There are tensions. Billy’s brother Graham falls for keyboard player Karen, who loves him but wants to be a successful artist first and foremost. As she says, marriages are a little more equitable these days but back then, if a woman married and had kids, she could pretty well kiss a career goodbye. Eddie is the one who most resents Billy’s dominance in the group. There are always problems when walking the line between needing strong leadership and direction vs democratically allowing everyone a say and the chance to shine individually. Eddie’s brother Pete has a girlfriend back east. Drummer Warren is the most laidback. The biggest tension though is that after initial hostility, Daisy and Billy share an intense love that can never be acted on or even expressed, except it is. It comes out in their co-written songs and, having hit the heights of success, the band implodes after a Chicago show when the pain of longing, and singing about it every night, is too much to bear. Billy nearly falls off the wagon, struggling with his love for two very different women. Daisy has at last found someone who totally gets her but has to walk away - to rehab. Graham and Karen have their own issues, and Graham needs his brother’s attention at a time when Billy can’t give it. Camila understands everything but stands firm. Eddie is still pissed off. Pete and Warren are philosophical about the ride being over.
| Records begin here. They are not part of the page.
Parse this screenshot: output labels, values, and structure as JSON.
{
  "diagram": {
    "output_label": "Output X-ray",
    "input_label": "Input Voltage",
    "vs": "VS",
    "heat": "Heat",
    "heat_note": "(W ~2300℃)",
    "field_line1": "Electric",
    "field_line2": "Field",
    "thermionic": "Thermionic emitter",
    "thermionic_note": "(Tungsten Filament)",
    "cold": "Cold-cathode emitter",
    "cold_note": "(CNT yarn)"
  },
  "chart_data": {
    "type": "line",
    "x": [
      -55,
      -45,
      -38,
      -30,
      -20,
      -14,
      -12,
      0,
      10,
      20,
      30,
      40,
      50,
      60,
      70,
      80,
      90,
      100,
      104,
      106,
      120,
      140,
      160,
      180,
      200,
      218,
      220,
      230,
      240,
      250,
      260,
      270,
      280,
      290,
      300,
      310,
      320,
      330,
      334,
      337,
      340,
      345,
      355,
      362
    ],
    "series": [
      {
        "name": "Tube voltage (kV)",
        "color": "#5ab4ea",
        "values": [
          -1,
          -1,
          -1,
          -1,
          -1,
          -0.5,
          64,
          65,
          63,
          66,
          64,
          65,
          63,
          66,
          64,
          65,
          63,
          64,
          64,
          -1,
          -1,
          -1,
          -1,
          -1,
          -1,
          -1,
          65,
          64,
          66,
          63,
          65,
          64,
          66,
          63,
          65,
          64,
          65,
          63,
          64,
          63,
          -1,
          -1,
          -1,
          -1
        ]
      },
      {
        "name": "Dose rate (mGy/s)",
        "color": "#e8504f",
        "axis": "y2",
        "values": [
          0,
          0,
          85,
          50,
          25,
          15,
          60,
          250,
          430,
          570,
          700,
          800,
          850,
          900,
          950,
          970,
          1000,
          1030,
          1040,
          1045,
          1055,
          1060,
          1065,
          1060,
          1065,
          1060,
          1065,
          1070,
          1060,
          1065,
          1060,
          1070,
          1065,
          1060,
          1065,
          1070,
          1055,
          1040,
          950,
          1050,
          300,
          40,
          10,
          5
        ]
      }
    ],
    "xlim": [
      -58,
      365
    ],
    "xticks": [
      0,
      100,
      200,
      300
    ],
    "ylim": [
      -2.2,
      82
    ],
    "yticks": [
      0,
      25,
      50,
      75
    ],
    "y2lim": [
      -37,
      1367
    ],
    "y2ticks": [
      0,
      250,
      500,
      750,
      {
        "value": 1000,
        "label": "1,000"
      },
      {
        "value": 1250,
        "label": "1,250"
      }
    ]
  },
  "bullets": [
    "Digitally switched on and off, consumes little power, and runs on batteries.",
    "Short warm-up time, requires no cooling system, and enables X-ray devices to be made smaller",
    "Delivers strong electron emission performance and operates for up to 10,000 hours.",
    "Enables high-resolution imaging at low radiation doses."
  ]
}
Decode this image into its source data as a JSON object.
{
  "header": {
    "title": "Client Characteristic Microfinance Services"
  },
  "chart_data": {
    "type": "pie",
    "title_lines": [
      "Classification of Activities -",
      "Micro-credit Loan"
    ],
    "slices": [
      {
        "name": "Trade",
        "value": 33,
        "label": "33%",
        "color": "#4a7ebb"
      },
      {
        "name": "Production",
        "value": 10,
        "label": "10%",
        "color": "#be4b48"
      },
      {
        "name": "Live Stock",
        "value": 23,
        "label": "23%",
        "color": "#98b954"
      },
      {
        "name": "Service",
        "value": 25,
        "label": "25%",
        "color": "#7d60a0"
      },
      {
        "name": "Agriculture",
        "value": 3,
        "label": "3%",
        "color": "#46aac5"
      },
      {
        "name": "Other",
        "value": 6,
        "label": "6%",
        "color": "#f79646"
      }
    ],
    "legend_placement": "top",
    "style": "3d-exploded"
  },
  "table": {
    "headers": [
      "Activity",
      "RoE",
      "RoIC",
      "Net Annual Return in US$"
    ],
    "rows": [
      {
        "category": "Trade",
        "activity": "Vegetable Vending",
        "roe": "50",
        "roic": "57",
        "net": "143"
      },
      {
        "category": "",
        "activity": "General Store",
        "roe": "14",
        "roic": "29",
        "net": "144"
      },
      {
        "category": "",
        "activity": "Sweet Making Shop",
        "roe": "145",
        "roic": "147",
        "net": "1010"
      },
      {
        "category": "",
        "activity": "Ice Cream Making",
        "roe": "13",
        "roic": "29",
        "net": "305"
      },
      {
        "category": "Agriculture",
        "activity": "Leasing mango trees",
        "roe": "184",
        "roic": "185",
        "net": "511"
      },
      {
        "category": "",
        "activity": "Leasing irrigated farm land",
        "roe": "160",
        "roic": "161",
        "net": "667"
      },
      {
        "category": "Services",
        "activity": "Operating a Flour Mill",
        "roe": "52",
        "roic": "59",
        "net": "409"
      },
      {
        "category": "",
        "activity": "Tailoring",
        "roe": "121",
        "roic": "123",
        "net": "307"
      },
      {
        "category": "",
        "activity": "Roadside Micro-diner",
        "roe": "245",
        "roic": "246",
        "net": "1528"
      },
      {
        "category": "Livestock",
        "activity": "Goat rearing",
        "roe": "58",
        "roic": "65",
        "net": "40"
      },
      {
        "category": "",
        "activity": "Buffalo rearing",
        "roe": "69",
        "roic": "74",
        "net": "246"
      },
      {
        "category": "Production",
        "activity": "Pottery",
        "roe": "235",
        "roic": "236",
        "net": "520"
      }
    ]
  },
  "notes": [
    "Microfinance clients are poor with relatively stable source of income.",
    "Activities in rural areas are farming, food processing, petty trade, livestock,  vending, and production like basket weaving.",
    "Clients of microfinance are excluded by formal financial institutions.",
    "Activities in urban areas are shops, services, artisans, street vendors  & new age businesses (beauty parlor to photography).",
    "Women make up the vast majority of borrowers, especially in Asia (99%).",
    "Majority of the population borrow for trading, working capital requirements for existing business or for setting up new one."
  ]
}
Not surprisingly, the book has been picked up and will be made into a 13 part TV series. It’ll be interesting to see how the script writers will deal with the disparate sets of recollections. The producers have a head start on one thing: Reid has penned lyrics for the songs mentioned in the book, which shed a little further light on the state of Daisy’s and Billy’s state of mind/heart. A unique book that really captures the soul of the 70’s rock scene. 4-5 stars.